Safe is boring – who would have guessed?
And here’s even more research to support this idea:
- Kids with ready access to unsupervised outdoor play have better-developed motor skills, social behaviour, independence and conflict resolution skills.
- Adventure playgrounds and loose parts playgrounds, which support some exposure to “risky” elements, lead to an increase in physical activity and decrease in sedentary behaviours.
Simply stated:
“We need to consider the possibility that rules and regulations designed to prevent injuries and reduce perceived liability consequences have become excessive, to the extent that they actually limit rather than promote children’s physical activity and health. Adults need to get out of the way and let kids play.”
The full report card can be downloaded here.
Time to set your kids free!
@DrSharma
Edmonton, AB
Wednesday, June 10, 2015
In as much as doctors have declared obesity a chronic disease (something I have mixed feelings about), I think one of your past observations applies here. Health benefits and any affect on obesity is probably not as much about calories expended as it is about calories not taken in. When I was a kid, we were kicked out of the house to play with friends. This did NOT mean, as cultural mythology would hold, that we were continually playing kick the can. Much of the time we would climb a tree or drape ourselves over our bicycles or hide in “fort” or go to one of the neighborhood’s most wonderful basements or some such, and hang out to talk about life or play games of pretend. We weren’t all that much more active, but we weren’t bored. And so we also weren’t thinking about breaking our boredom with eating.
Wednesday, June 10, 2015
Great point – would be a nice little study “Impact of outdoor free play on snack consumption” – perhaps someone will do it?
Thursday, June 11, 2015
While you were outside, you also probably didn’t have snacks with you, and you had probably never thought about whether you were properly hydrated.
(Good to ‘see’ you, Debra.
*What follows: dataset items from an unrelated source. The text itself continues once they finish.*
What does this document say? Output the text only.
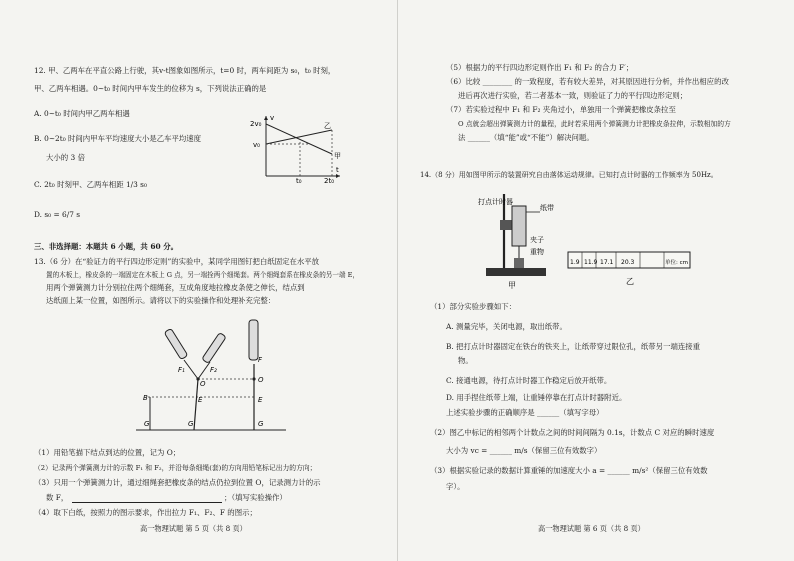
12. 甲、乙两车在平直公路上行驶，其v-t图象如图所示，t=0 时，两车间距为 s₀，t₀ 时刻，
甲、乙两车相遇。0~t₀ 时间内甲车发生的位移为 s，下列说法正确的是
A. 0~t₀ 时间内甲乙两车相遇
B. 0~2t₀ 时间内甲车平均速度大小是乙车平均速度
大小的 3 倍
C. 2t₀ 时刻甲、乙两车相距 1/3 s₀
D. s₀ = 6/7 s
2v₀
v₀
t₀	2t₀
t
v
甲
乙
三、非选择题：本题共 6 小题，共 60 分。
13.（6 分）在“验证力的平行四边形定则”的实验中，某同学用图钉把白纸固定在水平放
置的木板上，橡皮条的一端固定在木板上 G 点，另一端拴两个细绳套。两个细绳套系在橡皮条的另一端 E，
用两个弹簧测力计分别拉住两个细绳套，互成角度地拉橡皮条使之伸长，结点到
达纸面上某一位置，如图所示。请将以下的实验操作和处理补充完整：
F₁	F₂
F
O	O
E	E
B
G	G	G
（1）用铅笔描下结点到达的位置，记为 O；
（2）记录两个弹簧测力计的示数 F₁ 和 F₂，并沿每条细绳(套)的方向用铅笔标记出力的方向；
（3）只用一个弹簧测力计，通过细绳套把橡皮条的结点仍拉到位置 O，记录测力计的示
数 F，	；（填写实验操作）
（4）取下白纸，按照力的图示要求，作出拉力 F₁、F₂、F 的图示；
高一物理试题 第 5 页（共 8 页）
（5）根据力的平行四边形定则作出 F₁ 和 F₂ 的合力 F′；
（6）比较 ________ 的一致程度，若有较大差异，对其原因进行分析，并作出相应的改
进后再次进行实验，若二者基本一致，则验证了力的平行四边形定则；
（7）若实验过程中 F₁ 和 F₂ 夹角过小，单独用一个弹簧把橡皮条拉至
O 点就会超出弹簧测力计的量程，此时若采用两个弹簧测力计把橡皮条拉伸，示数相加的方
法 ______（填“能”或“不能”）解决问题。
14.（8 分）用如图甲所示的装置研究自由落体运动规律。已知打点计时器的工作频率为 50Hz。
打点计时器
纸带
夹子
重物
甲
1.9 11.9 17.1 20.3	单位: cm
乙
（1）部分实验步骤如下：
A. 测量完毕，关闭电源，取出纸带。
B. 把打点计时器固定在铁台的铁夹上，让纸带穿过限位孔，纸带另一端连接重
物。
C. 接通电源，待打点计时器工作稳定后放开纸带。
D. 用手捏住纸带上端，让重锤停靠在打点计时器附近。
上述实验步骤的正确顺序是 ______（填写字母）
（2）图乙中标记的相邻两个计数点之间的时间间隔为 0.1s，计数点 C 对应的瞬时速度
大小为 vc = ______ m/s（保留三位有效数字）
（3）根据实验记录的数据计算重锤的加速度大小 a = ______ m/s²（保留三位有效数
字）。
高一物理试题 第 6 页（共 8 页）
I was a regular reader of your blog.)
Wednesday, June 17, 2015
Hey, Bobbini. I wouldn’t have known to find this comment but WordPress told me I’d had a spike in activity at the blog, so I went searching for the source. Might have been a fluke, or might have come from here. Anyway, good to “see” you too. Yeah, not only was I not worried about being “hydrated,” I wasn’t wearing New Balance 992s. I was wearing floppy old Keds or Converse sneakers. There were no warm ups or cool downs for exercise. When we did snack, it might have been the ice cream truck prompting us to go shake our folks down for change. Or maybe one of the neighborhood kids had pestered her parents into buying these awful pink frosted cake mound things. I think they were called “snowballs” or some such, but we called them elephant lips because you could peel back the frosting and it looked like an elephant’s lips to us. It was not an idyllic time of perfect health activities. It was a time of fewer snacks, but not in any case all healthy-shmelthy stuff. No hummus on carrots (no hummus at all). We resented apples as much as modern kids do, but ate them reluctantly, just as modern kids do, when the ice cream truck wasn’t around.
Wednesday, June 10, 2015
I would love to set my kids free. Know why I can’t? Unleashed dogs everywhere, including children’s playgrounds.
Thursday, June 11, 2015
And god forbid kids fall off a tree or get injured in any other way during free play.
The shame and blame that parents receive on a daily basis can be easily compared to a person living with obesity. The pressures of parenting today are enormous and not healthy, neither for children nor for parents.